Though all turtles breathe air, aquatic turtles such as sliders (Trachemys scripta) and painted turtles (Chrysemys picta) can stay underwater for quite some time. Because of their slow metabolisms and adaptations for extracting oxygen from the water, some species can even spend the entire winter underwater.
Turtles are ectothermic animals, commonly called "cold-blooded," that warm their bodies via external sources like warm water and sunlight. While a turtle’s metabolic rate is always rather low compared to warm-blooded animals, it does fluctuate with the temperature. When the temperatures are cool, the metabolism of a turtle is slow; when the temperatures are warm, the turtle’s metabolism speeds up. The faster the metabolism is, the more oxygen a turtle needs.
Most often, pet turtles will only stay underwater for a few minutes at a time. In warm temperatures, where most pet turtles are maintained, they must breathe regularly. At night, this may change as your pet’s metabolism slows a bit -- sleeping turtles may stay underwater for a few hours at a time.
Few studies exist documenting the breath-holding behavior of turtles while at high temperatures -- most work has been done on hibernating turtles. One exception is a study conducted in 1970 by C. Lenfant , et al, of the University of Washington. This study observed the breathing behavior of the mata mata turtle (Chelys fimrbiata). In the study, turtles held their breath for an average of 35 minutes when undisturbed.

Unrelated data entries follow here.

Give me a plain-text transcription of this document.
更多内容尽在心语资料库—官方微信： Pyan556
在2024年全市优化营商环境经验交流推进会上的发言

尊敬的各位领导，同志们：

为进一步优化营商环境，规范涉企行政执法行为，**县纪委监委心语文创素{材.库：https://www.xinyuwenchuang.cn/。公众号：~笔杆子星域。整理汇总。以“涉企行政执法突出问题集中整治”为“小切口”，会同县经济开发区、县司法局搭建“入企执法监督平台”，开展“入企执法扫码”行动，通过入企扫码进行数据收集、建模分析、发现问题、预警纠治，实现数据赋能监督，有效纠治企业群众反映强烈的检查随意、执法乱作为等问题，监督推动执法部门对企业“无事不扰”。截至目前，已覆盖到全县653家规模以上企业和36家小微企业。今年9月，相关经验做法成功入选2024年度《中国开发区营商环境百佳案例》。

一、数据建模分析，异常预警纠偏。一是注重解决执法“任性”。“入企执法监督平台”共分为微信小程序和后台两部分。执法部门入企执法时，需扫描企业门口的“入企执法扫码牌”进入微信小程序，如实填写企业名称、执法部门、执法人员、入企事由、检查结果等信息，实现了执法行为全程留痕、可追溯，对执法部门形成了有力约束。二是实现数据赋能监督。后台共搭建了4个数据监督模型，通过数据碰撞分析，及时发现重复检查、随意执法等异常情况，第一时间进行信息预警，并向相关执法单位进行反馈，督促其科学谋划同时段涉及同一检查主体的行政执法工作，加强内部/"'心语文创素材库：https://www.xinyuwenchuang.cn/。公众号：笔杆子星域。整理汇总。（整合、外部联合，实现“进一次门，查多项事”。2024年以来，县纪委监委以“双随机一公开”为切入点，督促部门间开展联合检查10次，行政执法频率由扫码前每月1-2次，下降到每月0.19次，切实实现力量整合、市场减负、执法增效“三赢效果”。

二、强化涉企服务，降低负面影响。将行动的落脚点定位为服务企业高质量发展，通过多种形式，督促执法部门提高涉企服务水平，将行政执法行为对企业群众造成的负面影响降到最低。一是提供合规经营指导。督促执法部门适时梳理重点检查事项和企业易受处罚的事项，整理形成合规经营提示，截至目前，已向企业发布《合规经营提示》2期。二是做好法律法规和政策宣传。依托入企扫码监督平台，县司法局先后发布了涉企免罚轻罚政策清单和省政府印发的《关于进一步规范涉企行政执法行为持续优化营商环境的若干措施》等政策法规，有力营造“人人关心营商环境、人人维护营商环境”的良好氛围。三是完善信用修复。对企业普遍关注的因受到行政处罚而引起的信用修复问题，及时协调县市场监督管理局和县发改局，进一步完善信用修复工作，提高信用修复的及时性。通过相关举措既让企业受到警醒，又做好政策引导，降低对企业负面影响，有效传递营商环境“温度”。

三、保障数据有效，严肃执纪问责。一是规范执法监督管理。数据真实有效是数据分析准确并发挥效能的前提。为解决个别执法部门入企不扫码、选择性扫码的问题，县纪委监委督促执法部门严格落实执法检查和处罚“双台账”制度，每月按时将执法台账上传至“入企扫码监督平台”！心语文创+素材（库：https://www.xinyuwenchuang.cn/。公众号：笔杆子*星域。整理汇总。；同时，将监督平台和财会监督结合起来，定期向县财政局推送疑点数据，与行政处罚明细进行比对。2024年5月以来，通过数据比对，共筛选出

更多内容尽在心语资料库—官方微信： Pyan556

Some aquatic turtles from northern areas will hibernate underwater. Typically, the turtle swims to the lake or river bottom and buries itself in the substrate, at which point the turtle's metabolic rate drops significantly and the turtle needs little oxygen and no food for a period of months. During this time, most turtles absorb some of the oxygen they need directly from the water via specialized structures in the throat and cloaca. Sometimes, oxygen levels in the water can drop dangerously low, particularly in extremely cold lakes. Snapping turtles (Chelydra serpentina) and painted turtles are able to survive in these anoxic waters by using anerobic metabolism and active chemical buffering processes.
Scientists have studied breath-holding behaviors in sea turtles more thoroughly than in freshwater turtles. The leatherback sea turtle (Dermochelys coriacea), a species that frequents cold waters, holds the record for holding its breath -- just over seven hours spent underwater. While the biology of sea turtles differs greatly from freshwater turtles, it's possible freshwater turtles are capable of similar feats, even at high temperatures.